RULES & REGULATONS:  will be posted to Benbanksfoundation.org

LIABILTIY WAIVER:

Liability Waiver, Release and Consent By signing this waiver, I agree the player has permission to attend and participate in Ben Banks Dodgeball Tournament 2025. All players and/or parents/guardians (if a player is under 18 years old) must sign this waiver in order to be eligible to participate in the event. This waiver must be submitted prior to the start of the first game.
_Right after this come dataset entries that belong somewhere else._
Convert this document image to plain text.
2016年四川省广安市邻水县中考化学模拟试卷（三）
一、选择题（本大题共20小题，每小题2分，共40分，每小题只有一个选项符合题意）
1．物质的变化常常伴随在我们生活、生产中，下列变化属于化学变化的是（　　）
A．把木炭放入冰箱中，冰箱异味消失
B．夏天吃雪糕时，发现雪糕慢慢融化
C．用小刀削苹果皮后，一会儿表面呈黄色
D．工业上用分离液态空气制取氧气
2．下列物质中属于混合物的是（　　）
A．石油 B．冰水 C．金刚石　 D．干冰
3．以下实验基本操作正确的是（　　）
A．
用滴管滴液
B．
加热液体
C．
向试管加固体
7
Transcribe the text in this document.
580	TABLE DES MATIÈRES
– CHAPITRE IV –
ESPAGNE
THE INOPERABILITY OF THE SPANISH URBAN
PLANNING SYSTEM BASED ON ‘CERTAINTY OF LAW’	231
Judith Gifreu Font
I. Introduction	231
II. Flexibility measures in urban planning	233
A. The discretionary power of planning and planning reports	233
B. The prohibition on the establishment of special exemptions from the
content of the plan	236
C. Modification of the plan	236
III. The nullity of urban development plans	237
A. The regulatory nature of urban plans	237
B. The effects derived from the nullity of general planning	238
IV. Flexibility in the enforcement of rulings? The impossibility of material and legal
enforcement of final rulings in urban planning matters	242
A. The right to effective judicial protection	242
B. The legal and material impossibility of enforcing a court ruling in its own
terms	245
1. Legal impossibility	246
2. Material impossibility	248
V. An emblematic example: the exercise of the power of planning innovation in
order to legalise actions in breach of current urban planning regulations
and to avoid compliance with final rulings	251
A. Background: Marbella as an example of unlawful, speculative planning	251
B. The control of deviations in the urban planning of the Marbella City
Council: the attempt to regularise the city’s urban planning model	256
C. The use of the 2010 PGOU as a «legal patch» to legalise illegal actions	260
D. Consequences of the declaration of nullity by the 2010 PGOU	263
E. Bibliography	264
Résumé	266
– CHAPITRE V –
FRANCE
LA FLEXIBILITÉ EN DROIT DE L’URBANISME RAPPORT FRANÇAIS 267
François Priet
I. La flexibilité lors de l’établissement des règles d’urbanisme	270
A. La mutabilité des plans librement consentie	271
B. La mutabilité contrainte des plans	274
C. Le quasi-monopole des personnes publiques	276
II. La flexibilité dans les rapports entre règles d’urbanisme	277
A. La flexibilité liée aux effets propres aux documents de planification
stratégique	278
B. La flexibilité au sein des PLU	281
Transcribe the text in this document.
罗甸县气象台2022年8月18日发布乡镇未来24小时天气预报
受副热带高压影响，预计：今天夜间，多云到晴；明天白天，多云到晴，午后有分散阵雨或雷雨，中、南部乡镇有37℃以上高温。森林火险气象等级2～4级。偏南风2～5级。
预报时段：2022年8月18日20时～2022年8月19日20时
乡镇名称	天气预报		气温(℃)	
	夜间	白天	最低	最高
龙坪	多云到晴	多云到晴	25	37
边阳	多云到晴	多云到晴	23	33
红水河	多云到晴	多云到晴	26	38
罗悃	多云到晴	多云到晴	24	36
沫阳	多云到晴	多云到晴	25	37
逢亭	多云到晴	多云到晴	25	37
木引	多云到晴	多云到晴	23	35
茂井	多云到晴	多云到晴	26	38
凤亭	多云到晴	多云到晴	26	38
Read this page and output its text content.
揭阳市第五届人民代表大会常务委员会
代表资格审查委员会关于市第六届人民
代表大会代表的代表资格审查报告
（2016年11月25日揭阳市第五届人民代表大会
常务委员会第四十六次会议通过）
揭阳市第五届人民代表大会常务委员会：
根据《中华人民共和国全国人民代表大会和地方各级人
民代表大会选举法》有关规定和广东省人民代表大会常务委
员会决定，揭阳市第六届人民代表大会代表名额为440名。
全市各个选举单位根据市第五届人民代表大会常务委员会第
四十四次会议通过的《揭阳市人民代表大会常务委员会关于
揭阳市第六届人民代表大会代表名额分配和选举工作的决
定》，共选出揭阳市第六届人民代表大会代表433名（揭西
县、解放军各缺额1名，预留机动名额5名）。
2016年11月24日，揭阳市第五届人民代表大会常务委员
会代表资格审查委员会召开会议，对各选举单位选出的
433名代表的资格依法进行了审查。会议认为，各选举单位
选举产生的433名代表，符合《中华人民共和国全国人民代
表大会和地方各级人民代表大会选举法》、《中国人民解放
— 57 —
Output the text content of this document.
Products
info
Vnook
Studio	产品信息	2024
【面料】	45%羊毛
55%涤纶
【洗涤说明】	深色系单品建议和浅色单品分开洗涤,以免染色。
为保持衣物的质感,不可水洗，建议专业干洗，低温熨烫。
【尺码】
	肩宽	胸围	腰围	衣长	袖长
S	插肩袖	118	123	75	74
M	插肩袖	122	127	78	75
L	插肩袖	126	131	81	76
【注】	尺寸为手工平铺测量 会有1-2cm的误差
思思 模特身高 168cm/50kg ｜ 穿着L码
Each of the undersigned registrants release, discharge, and agree to hold harmless the Benjamin M. Banks Jr. Foundation, Board members, sponsors, volunteers, officials, and Blackhawk School District, and its employees from any and all claims, expenses, liabilities, or causes of action for any injury or loss sustained by any player while playing, practicing, traveling, or participating in the Ben Banks Dodgeball Tournament 2025. I understand and acknowledge this waiver is intended to be a full and final waiver and release of any claim for injury or loss arising out of the player’s participation in the event. If I am or my child is injured and requires medical care, I consent to have an athletic trainer, coach, physician, dentist or associated personnel provide the player with medical assistance or treatment and agree to be financially responsible for the cost of such assistance or treatment.

Team Captain and Individual Registrants

In the event of an illness, injury or medical emergency arising during the event I hereby authorize and give my consent to the Event Director to secure from any accredited hospital, clinic and/ or physician any treatment deemed necessary for my immediate care. I agree that I will be fully responsible for payment of any and all medical services and treatment rendered to me including but not limited to medical transport, medications, treatment and hospitalization.

Further, I grant permission to all the foregoing to use my name, voice and images of myself in any photographs, motion pictures, results, publications or any other print, videographic or electronic recording of this event for legitimate purposes.

This event follows the standard industry policy: All entry fees are non-refundable. We reserve the right to postpone or cancel the event due to circumstances beyond our control such as a natural disaster or emergency or as required to protect the safety of participants and staff. No refunds will be issued under these circumstances. We reserve the right to change the details of the event without prior notice. I understand that my entry fee is nonrefundable and bib numbers are non transferable.

By submitting this entry, I acknowledge (or a parent or adult guardian for all children under 18 years) having read and agreed to the above release and waiver including the no refund policy.